また桜の美を生む「屍体」と、愛でるべき桜の美とがない混ざってネクロフィリア的エロス(これは「エロい」の意味)がある。

③聴き手は誰か
これは非常に考察のしがいがあるテーマで、「桜の~」は「俺」が「おまえ」に語り掛けるという形式の小説であるわけですが、この「お前」とは誰なのか? という議論はわりとされているらしい。こんな気色の悪い話を大人しく延々聴いてくれる人物は語り手といったいどういう関係性なのだろう。と考えると、いくつかの単語の性質も鑑みて、そして趣味も相俟って、男性の「文友」であるという線を私は推します。
語り手は、梶井自身或いはその投影であるとしておそらく誤りはない、というのもこの小説は主張小説であるからです。この小説は、おそらくはエンターテイメント小説とは異なり作者が自分の発見したアイデアを人に知ってもらうことを目的に書かれたものだと思います。「檸檬」等を読むと梶井の芸術家としての自己顕示欲が伺えますし、「桜の~」は小説のスタイルを取った梶井の主張であり、したがって作中の語り手は彼自身か或いはそれに限りなく近い性質の人物と考えられます。
そこでそれに対する聴き手を推測しますが、発表時1928年に梶井は20代終わり、既に「檸檬」を発表済みで彼の文学を認める者が僅かに(梶井は文壇に認められる間もなく死去している)居たことを考えると、このような梶井の思想語りに耳を傾ける文友が居てもいい。と思って調べますと小説家伊藤整が執筆前のこの思想を聴き感銘を受けたというエピソードがありました。(伊藤整『若い詩人の肖像』1958年新潮社)
伊藤整との関係がどれほどの深度であったかは解りませんが、一般に互いの思想や文学を内心で軽侮し内心で敬服し嫉内心で妬し合い高め合う、文友という関係性は深いプラトニックな交流が媒介し、その交流には、相手が自分を磨いてくれるだろうという打算的部分と、とは言ってもその一言では表せない、多分に敬愛や愛情の籠もった依存の部分とが含まれるように思います。
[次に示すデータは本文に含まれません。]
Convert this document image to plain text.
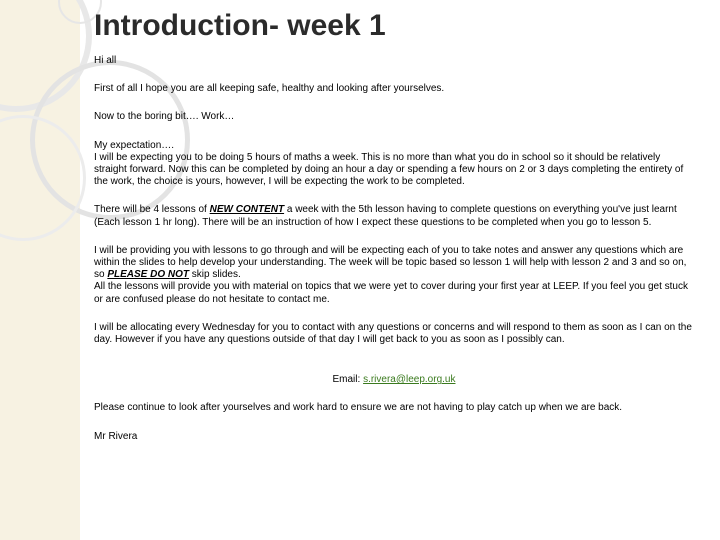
Introduction- week 1

Hi all

First of all I hope you are all keeping safe, healthy and looking after yourselves.

Now to the boring bit…. Work…

My expectation….

I will be expecting you to be doing 5 hours of maths a week. This is no more than what you do in school so it should be relatively straight forward. Now this can be completed by doing an hour a day or spending a few hours on 2 or 3 days completing the entirety of the work, the choice is yours, however, I will be expecting the work to be completed.

There will be 4 lessons of NEW CONTENT a week with the 5th lesson having to complete questions on everything you've just learnt (Each lesson 1 hr long). There will be an instruction of how I expect these questions to be completed when you go to lesson 5.

I will be providing you with lessons to go through and will be expecting each of you to take notes and answer any questions which are within the slides to help develop your understanding. The week will be topic based so lesson 1 will help with lesson 2 and 3 and so on, so PLEASE DO NOT skip slides.

All the lessons will provide you with material on topics that we were yet to cover during your first year at LEEP. If you feel you get stuck or are confused please do not hesitate to contact me.

I will be allocating every Wednesday for you to contact with any questions or concerns and will respond to them as soon as I can on the day. However if you have any questions outside of that day I will get back to you as soon as I possibly can.

Email: s.rivera@leep.org.uk

Please continue to look after yourselves and work hard to ensure we are not having to play catch up when we are back.

Mr Rivera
得意になって、やや不安げに確かめるように、思想を語る語り手と、それをジャッジしてやろうとちょっと意気込みながら、なるほど悪くないと聴き入る聴き手、という構図が透視されるのです。

  「べたべたとまるで精液のやうだと思つてごらん。」(引用:梶井基次郎桜の樹の下には青空文庫、www.aozora.gr.jp/cards/000074/files/47552_29611.html アクセス日170410)

「精液」というワードが、語り手の唇から紡がれ、聴き手の鼓膜を震わせ、認識される。これはもう言語上の中出しですよね(?)。
2人の文学青年が夜桜の下、デカダンな死性愛的憧憬に身を浸すこの情景は萌え以外の何物でもありません。


梶井作品の中でもう一つ外せないのが「Kの昇天」ですが、こちらについてもいずれ書かせていただきたいと考えております。